Life, like any good story or piece of music, is told in movements. These movements all link together to form harmony, dissonance, and ultimately the story that is our civilization. Where we’ve been just might tell us where we’re going, and if we ignore it we’ll put ourselves into more trouble than we could imagine. Such is the theme of Cloud Atlas, and such is a wondrous device to tell a story that spans from 1850 to the far flung future, over the course of six separate yet linked stories. Cloud Atlas is a drama. It’s a love story. It’s a detective thriller, a comedy, and a disturbing social commentary. Above all else, Cloud Atlas is a story about hope brought by those who seem insignificant, no matter what the future holds in store.Now, before I get into the review portion, I have to say something about how the book is laid out. It’s definitely a bunch of wibbley wobbly action, as it tells the first half of the first five stories, tells the sixth story in its entirety, and then proceeds to finish the rest of the stories in descending order. Like so:
1.1 /2.1 / 3.1 / 4.1 / 5.1 / 6 / 5.2 / 4.2 / 3.2 / 2.2 / 1.2Confusing? To the untrained eye, yes; simply because it’s a hard concept to explain. But in practice, it works perfectly as each story is influenced by the other. What’s more, little references and nods to things that happened before are also present. The Pacific Journal of Adam Ewing is half read by the protagonist in Letters from Zedelghem, whose partner in letter writing is a key figure in Half Lives: The First Luisa Rey Mystery which is a manuscript read during The Ghastly Ordeal of Timothy Cavendish. That ghastly ordeal is viewed during An Orison of Sonmi-451, which makes an appearance in Sloosha's Crossin' an' Ev'rythin' After, which leads us to the rest of An Orison of Sonmi-451, and so on. (To spoil all of the connections would be the biggest disservice to the reader.)
Make no mistake, this isn’t just an anthology that you can read at will; nor should you read each story in its entirety, in order. The book is laid out for a reason, and that reason is the story is so layered that it challenges the reader to make the connections and reinforce them throughout each story. Better still, each entry is written with a different framing device and writing style. We go from a journal written in older English to a first person recollection of one’s life written in a tribal future dialect, with each story evolving in linguistic style as well as narrative style.
With those flourishes in style though, we’re treated to the same overarching themes of reincarnation and power struggles.

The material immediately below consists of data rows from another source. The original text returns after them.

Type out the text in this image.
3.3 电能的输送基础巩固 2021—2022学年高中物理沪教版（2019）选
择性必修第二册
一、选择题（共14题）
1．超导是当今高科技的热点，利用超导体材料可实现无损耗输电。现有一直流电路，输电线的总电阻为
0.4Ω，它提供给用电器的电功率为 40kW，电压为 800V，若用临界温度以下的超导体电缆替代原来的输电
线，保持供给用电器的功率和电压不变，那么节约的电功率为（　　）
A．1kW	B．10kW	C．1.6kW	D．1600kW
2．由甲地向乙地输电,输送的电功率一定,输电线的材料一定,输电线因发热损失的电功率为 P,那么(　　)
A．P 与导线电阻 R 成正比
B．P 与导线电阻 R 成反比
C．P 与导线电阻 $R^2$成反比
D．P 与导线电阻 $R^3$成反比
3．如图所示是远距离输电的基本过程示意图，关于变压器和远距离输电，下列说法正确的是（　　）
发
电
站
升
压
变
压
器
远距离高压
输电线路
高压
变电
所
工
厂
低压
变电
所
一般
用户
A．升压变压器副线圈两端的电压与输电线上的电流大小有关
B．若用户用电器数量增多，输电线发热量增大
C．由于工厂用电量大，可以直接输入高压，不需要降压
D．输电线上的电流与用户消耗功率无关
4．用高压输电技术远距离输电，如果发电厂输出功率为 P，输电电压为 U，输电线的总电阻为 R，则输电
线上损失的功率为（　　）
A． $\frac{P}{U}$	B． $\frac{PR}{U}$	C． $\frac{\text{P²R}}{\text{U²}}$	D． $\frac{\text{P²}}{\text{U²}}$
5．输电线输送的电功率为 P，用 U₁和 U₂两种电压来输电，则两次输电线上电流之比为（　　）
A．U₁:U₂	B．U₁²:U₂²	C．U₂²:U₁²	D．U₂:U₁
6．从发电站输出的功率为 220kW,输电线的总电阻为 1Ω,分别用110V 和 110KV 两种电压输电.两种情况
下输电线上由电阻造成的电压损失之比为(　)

A comet shaped birthmark heralds one soul’s journey through three of our stories, with each story posing the same central conflict: the underdog versus those in power. Through each of these stories, dominance is possessed, challenged, and both lost or gained on a whim. All the while, the protagonists of these stories aren’t the stock vessel that an audience member is expected to put themselves into. Instead, they are the little guy…the character under the boot heel of whatever power may reign. They aren’t intrepid heroes or heroines who are perfect and inspire us to be like them, they’re just normal people who somehow got wrapped up in rather interesting circumstances. These characters aren’t wish fulfillment paradigms that have all the money and all the power, they’re the David that fights said Goliath when something is wrong.Overall, the book is fantastic, with it being hard to even dare to pick a favorite story. Imagine reading one unified storyline through different eras, perspectives, and genres that somehow made sense as a cohesive whole. Then read Cloud Atlas and tell me how much different it is from your expectations. It’s a book that demands an audience, as well as demands to be taught in English Literature/Linguistics classes alike.